Matrix computation

Hello all,

I have the following function that I would need to optimize. This is because this function is called multiple times (at least 500). So, it is crucial to optimize this function. The computing time with my computer is: 1.940828 seconds (163 allocations: 2.642 GiB, 15.24% gc time). So, I am wondering whether anyone could help me to improve the performance of this function further. Thank you very much in advance!

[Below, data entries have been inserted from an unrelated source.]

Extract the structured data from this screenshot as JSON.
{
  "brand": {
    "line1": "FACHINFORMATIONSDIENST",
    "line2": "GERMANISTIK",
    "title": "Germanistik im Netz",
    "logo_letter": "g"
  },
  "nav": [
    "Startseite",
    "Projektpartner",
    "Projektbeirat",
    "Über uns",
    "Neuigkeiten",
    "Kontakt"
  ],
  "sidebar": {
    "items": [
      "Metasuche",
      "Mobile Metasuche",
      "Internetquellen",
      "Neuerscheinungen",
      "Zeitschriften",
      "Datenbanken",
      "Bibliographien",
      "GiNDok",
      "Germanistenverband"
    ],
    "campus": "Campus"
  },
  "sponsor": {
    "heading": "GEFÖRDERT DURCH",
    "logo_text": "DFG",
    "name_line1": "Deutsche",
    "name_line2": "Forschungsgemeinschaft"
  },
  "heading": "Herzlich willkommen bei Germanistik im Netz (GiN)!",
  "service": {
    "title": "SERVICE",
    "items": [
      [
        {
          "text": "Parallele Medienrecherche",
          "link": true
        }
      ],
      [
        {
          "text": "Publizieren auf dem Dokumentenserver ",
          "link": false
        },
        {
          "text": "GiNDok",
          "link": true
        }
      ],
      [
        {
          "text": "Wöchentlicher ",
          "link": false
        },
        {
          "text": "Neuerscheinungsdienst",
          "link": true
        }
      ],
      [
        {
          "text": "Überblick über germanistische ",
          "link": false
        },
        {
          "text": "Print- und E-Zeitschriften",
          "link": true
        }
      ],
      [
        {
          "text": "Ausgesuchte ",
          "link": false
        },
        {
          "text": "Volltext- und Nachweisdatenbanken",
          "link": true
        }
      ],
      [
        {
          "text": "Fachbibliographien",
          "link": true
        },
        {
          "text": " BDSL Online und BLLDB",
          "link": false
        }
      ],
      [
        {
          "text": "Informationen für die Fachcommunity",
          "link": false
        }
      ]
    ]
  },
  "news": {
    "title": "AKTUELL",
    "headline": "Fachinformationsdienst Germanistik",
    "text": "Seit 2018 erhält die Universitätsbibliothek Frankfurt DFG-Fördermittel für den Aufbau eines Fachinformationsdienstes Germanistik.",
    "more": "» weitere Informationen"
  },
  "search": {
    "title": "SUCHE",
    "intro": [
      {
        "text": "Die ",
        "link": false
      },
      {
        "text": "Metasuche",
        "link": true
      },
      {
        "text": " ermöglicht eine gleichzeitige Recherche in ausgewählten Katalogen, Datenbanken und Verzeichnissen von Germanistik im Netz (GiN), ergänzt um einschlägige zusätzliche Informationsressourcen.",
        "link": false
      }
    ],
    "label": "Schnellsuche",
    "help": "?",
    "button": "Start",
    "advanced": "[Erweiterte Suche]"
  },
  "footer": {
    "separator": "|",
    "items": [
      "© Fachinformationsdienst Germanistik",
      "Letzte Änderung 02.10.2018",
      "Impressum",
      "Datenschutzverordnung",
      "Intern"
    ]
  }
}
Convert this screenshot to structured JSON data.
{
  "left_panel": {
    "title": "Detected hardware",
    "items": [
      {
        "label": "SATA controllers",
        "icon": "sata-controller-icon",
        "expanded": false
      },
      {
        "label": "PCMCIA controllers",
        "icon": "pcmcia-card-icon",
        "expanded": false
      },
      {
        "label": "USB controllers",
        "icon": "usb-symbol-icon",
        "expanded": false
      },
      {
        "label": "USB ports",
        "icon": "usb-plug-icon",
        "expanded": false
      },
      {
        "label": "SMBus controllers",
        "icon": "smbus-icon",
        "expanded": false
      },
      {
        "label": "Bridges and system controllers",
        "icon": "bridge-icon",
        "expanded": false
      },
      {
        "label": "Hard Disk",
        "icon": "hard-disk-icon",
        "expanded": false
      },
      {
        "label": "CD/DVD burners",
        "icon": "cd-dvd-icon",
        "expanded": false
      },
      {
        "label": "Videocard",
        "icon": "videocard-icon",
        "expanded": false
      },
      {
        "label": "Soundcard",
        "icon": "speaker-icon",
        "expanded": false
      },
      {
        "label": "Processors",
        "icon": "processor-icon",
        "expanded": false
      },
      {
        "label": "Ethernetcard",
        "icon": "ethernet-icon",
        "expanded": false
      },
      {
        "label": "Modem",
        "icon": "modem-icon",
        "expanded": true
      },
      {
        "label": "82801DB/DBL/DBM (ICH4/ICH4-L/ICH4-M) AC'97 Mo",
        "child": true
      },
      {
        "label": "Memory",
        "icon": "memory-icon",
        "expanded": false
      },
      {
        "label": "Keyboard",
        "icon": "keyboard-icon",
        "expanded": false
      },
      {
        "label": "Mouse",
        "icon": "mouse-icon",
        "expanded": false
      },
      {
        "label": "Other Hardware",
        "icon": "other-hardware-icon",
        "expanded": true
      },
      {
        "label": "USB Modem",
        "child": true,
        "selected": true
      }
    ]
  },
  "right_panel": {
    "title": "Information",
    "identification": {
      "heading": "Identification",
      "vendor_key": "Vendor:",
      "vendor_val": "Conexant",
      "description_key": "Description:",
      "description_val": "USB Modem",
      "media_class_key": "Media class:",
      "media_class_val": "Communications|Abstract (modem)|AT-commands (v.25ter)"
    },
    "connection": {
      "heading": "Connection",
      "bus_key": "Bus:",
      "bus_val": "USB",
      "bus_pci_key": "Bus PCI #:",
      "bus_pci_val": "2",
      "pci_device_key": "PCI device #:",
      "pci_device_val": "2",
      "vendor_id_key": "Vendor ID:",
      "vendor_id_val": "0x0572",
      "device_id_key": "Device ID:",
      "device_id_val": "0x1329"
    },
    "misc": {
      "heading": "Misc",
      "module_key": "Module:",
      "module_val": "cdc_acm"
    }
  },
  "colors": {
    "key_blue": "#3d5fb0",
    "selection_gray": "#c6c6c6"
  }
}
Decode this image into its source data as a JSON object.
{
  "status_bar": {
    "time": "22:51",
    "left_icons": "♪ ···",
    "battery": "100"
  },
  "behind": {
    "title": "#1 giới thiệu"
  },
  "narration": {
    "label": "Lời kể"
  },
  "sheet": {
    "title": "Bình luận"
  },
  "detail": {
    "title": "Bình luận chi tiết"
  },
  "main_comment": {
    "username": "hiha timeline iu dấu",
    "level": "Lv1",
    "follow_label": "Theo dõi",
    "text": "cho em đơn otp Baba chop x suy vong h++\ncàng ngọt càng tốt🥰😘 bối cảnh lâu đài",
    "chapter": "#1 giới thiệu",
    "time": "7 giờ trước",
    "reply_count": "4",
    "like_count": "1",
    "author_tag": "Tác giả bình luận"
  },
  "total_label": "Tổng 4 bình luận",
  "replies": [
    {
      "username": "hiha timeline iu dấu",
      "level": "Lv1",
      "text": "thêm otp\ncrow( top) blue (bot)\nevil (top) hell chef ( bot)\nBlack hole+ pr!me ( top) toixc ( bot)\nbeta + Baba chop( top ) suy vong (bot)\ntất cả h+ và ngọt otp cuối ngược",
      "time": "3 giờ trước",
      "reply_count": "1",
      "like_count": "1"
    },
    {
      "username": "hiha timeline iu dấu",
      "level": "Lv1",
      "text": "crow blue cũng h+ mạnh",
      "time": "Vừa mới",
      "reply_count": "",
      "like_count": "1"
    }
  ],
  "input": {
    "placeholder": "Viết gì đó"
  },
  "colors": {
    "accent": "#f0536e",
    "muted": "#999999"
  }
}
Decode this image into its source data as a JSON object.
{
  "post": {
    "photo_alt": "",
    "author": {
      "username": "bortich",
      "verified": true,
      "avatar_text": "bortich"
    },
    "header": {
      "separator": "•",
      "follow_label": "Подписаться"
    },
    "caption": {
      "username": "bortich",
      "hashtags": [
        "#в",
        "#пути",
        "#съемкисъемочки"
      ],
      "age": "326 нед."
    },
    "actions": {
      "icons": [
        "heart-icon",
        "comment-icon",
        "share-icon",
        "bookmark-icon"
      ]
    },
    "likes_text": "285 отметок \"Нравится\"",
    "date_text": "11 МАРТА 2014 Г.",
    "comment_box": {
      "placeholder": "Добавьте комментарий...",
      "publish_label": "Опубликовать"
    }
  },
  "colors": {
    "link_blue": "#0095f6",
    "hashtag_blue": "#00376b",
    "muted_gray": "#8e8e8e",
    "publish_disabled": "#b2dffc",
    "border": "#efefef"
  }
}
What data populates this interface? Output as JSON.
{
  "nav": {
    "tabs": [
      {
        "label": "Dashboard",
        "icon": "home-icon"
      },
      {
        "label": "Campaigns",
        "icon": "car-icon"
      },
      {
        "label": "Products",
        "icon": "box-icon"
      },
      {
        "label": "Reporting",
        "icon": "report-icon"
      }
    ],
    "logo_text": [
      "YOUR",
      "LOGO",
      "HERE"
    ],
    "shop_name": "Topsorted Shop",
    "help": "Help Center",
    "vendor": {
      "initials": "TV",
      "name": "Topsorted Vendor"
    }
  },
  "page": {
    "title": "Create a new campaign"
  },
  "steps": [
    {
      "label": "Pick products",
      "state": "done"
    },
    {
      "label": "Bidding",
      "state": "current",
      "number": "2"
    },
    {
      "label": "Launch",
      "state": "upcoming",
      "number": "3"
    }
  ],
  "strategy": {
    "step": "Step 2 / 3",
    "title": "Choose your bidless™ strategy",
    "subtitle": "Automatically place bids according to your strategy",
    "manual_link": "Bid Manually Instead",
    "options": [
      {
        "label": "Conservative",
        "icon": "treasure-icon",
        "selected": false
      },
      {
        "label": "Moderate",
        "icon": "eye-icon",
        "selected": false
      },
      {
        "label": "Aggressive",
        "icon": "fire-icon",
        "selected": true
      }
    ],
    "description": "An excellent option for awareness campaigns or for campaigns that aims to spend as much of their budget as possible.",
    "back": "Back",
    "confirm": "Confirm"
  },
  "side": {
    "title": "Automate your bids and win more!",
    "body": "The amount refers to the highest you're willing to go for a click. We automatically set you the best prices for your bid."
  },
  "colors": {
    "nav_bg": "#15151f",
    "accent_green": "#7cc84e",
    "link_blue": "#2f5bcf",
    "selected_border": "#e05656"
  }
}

function myfun(v::Int64, r::Int64, c::Int64, 
                    Nr::Array{Float64,2}, 
                    Nc::Array{Float64,2}, 
                    valSwaA::Array{CartesianIndex{2},1}, 
                    valSwaB::Array{CartesianIndex{2},1}, 
                    tA::Array{Int64,1}, tB::Array{Int64,1})
    q = size(valSwaA,1) 
    efAVec = getindex.(valSwaA,[1 2])
    efBVec = getindex.(valSwaB,[1 2])
    eA = efAVec[:,1] 
    eB = efBVec[:,1]
    fA = efAVec[:,2] 
    fB = efBVec[:,2]
    
    # identifying two vectors br and bc
    idxR = eA .!= eB
    idxC = fA .!= fB
    br = zeros(Int64,q)
    bc = zeros(Int64,q)
    br[idxR] .= 2
    bc[idxC] .= 2
    Wr = similar(Nr[:,eB])
    Wc = similar(Nc[:,fB])
    BLAS.blascopy!(v*q, Nr[:,eB], 1, Wr, 1)
    BLAS.blascopy!(v*q, Nc[:,fB], 1, Wc, 1)
    BLAS.axpby!(-1, Nr[:,eA], 1, Wr);
    BLAS.axpby!(-1, Nc[:,fA], 1, Wc);
    #Wr1,Wc1 = - Nr[:,eA]  + Nr[:,eB],- Nc[:,fA]  + Nc[:,fB];
    # TODO: improve codes here
    tAIdx = [CartesianIndex(i,j) for (i,j) in zip(tA,1:q)];
    tBIdx = [CartesianIndex(i,j) for (i,j) in zip(tB,1:q)];
    wra = Wr[tAIdx]
    wrb = Wr[tBIdx]
    wca = Wc[tAIdx]
    wcb = Wc[tBIdx]
    Wr[tAIdx].= 0
    Wr[tBIdx].= 0
    Wc[tAIdx].= 0
    Wc[tBIdx].= 0

# TODO: use Low-level matrix operations
    Δ1 = (1/c)*(wra - wrb + br) + (1/r)*(wca - wcb + bc)
    Δ2 = (1/c)*(wra + wrb) + (1/r)*(wca + wcb)
    Δt = (1/c)*Wr + (1/r)*Wc
    χ = sqrt.(Δ1.*Δ1 + Δ2.*Δ2 + 2*sum(Δt.*Δt,dims=1)[:])
    λ1 = Δ1 + χ
    λ2 = Δ1 - χ  
    lmul!(2.0,Δt)
    # normalize vectors here    
    nl1 = sqrt.(λ1 .* (λ1-Δ1))
    nl2 = sqrt.(λ2 .* (λ2-Δ1))
    lmul!(2.0,nl1)
    lmul!(2.0,nl2)    
    P1 = similar(Δt)
    P2 = similar(Δt)
    BLAS.blascopy!(v*q, Δt, 1, P1, 1)
    BLAS.blascopy!(v*q, Δt, 1, P2, 1)   
    
    P1a =  Δ2 + λ1
    P1b =  Δ2 - λ1
    P1[tAIdx] = P1a
    P1[tBIdx] = P1b

    P2a =  Δ2 + λ2
    P2b =  Δ2 - λ2
    P2[tAIdx] = P2a
    P2[tBIdx] = P2b   
    return λ1, λ2, P1, P2, Δt, nl1, nl2, P1a, P1b, P2a, P2b 
end

Here is the data set that can be used to run the function data file.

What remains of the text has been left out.